Gwendolyn DuBois Shaw Named Class of 1940 Bicentennial Term Chair

Gwendolyn DuBois Shaw, Class of 1940 Bicentennial Term Chair

University of Pennsylvania’s Provost Wendell Pritchett and Vice Provost for Faculty Laura Perna have announced the appointment of Gwendolyn DuBois Shaw, Associate Professor of History of Art, to the Class of 1940 Bicentennial Term Chair.

Shaw is an expert in art and visual culture of the 19th and 20th centuries in the U.S., Latin America, and the Caribbean, with a focus on issues of race, gender, and class. She has served since 2019 as Senior Historian and Director of History, Research, and Scholarly Programs at the National Portrait Gallery.

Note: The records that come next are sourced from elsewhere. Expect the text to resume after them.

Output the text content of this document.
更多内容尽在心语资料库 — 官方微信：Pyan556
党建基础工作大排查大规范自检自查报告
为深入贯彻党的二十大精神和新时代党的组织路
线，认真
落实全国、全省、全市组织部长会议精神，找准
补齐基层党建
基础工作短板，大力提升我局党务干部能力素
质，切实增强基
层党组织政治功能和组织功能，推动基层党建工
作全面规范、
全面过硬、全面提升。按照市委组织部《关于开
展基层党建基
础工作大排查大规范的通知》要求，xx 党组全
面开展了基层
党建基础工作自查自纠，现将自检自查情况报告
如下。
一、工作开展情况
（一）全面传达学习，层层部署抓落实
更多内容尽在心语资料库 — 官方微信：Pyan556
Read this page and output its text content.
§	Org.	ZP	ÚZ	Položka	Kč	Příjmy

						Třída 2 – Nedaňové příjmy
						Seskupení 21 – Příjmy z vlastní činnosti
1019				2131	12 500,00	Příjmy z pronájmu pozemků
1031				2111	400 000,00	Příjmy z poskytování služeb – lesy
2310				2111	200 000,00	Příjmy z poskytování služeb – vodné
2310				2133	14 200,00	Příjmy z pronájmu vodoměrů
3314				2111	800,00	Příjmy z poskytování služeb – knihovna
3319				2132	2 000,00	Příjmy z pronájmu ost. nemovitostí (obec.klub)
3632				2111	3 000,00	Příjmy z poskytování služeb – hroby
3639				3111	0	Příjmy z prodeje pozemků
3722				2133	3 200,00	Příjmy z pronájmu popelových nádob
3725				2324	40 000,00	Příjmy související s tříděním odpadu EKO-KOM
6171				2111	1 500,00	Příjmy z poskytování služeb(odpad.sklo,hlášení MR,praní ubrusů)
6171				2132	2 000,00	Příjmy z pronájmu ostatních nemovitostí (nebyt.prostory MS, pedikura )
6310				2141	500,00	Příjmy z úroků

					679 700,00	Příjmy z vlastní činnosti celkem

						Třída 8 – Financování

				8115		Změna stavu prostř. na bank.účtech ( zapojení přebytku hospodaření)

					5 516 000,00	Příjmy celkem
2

She is the author of Seeing the Unspeakable: The Art of Kara Walker, the forthcoming First Ladies of the United States, and a work in progress on 20th-century artist Sargent Johnson. She co-curated the landmark 2015 Philadelphia Museum of Art exhibit Represent: 200 Years of African American Art and has curated major shows at the Arthur Ross Gallery, Addison Gallery of American Art, and Montclair Art Museum.

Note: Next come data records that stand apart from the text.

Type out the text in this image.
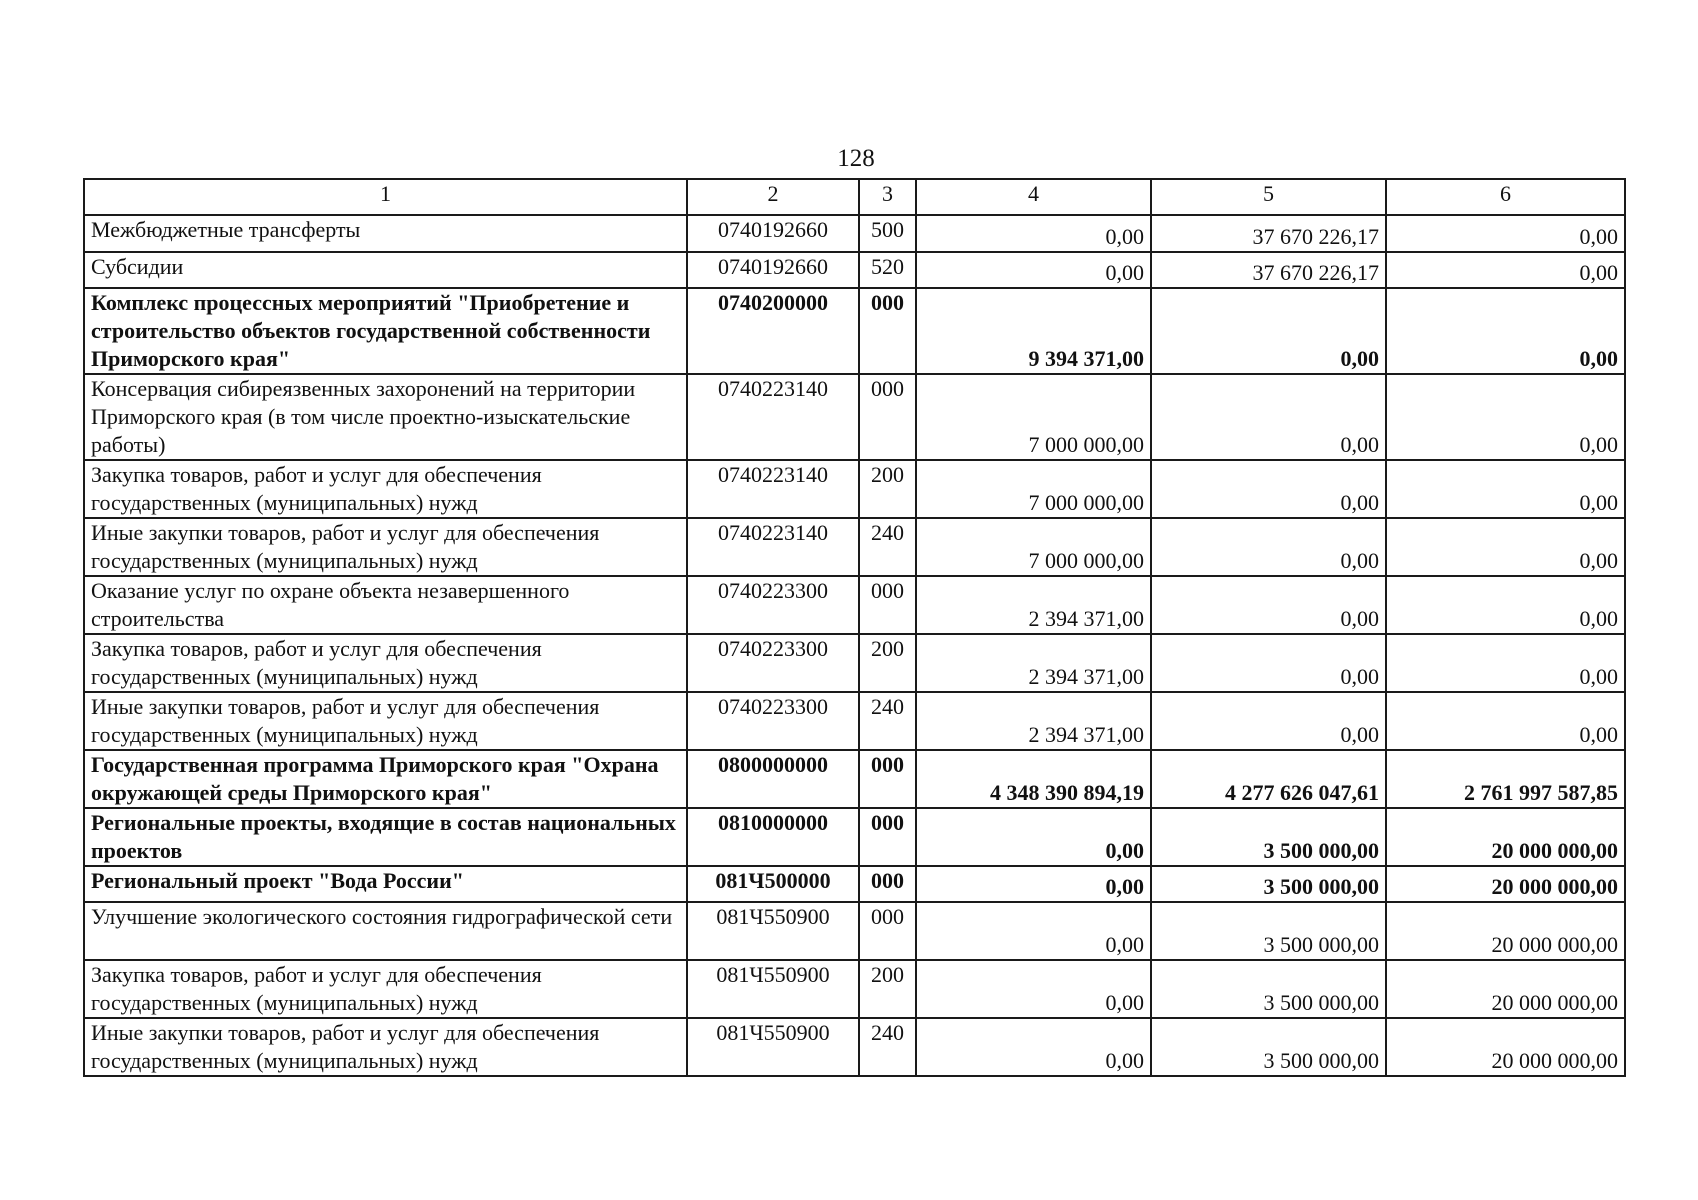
128
1	2	3	4	5	6
Межбюджетные трансферты	0740192660	500	0,00	37 670 226,17	0,00
Субсидии	0740192660	520	0,00	37 670 226,17	0,00
Комплекс процессных мероприятий "Приобретение и строительство объектов государственной собственности Приморского края"	0740200000	000	9 394 371,00	0,00	0,00
Консервация сибиреязвенных захоронений на территории Приморского края (в том числе проектно-изыскательские работы)	0740223140	000	7 000 000,00	0,00	0,00
Закупка товаров, работ и услуг для обеспечения государственных (муниципальных) нужд	0740223140	200	7 000 000,00	0,00	0,00
Иные закупки товаров, работ и услуг для обеспечения государственных (муниципальных) нужд	0740223140	240	7 000 000,00	0,00	0,00
Оказание услуг по охране объекта незавершенного строительства	0740223300	000	2 394 371,00	0,00	0,00
Закупка товаров, работ и услуг для обеспечения государственных (муниципальных) нужд	0740223300	200	2 394 371,00	0,00	0,00
Иные закупки товаров, работ и услуг для обеспечения государственных (муниципальных) нужд	0740223300	240	2 394 371,00	0,00	0,00
Государственная программа Приморского края "Охрана окружающей среды Приморского края"	0800000000	000	4 348 390 894,19	4 277 626 047,61	2 761 997 587,85
Региональные проекты, входящие в состав национальных проектов	0810000000	000	0,00	3 500 000,00	20 000 000,00
Региональный проект "Вода России"	081Ч500000	000	0,00	3 500 000,00	20 000 000,00
Улучшение экологического состояния гидрографической сети	081Ч550900	000	0,00	3 500 000,00	20 000 000,00
Закупка товаров, работ и услуг для обеспечения государственных (муниципальных) нужд	081Ч550900	200	0,00	3 500 000,00	20 000 000,00
Иные закупки товаров, работ и услуг для обеспечения государственных (муниципальных) нужд	081Ч550900	240	0,00	3 500 000,00	20 000 000,00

Shaw came to Penn in 2005 following five years at Harvard University, and has served as Director of Visual Studies, Undergraduate Chair of Art History, and Faculty Director of Gregory College House. In 2019, she received the Ira H. Abrams Memorial Award for Distinguished Teaching, the highest faculty teaching honor in Penn Arts and Sciences. She earned a Ph.D. in art history from Stanford University and a B.A. with High Honors in art history from the University of California Santa Barbara.

The Class of 1940 Bicentennial Endowed Term Chair was established by the Class of 1940 at its fiftieth reunion to honor outstanding young professors at Penn.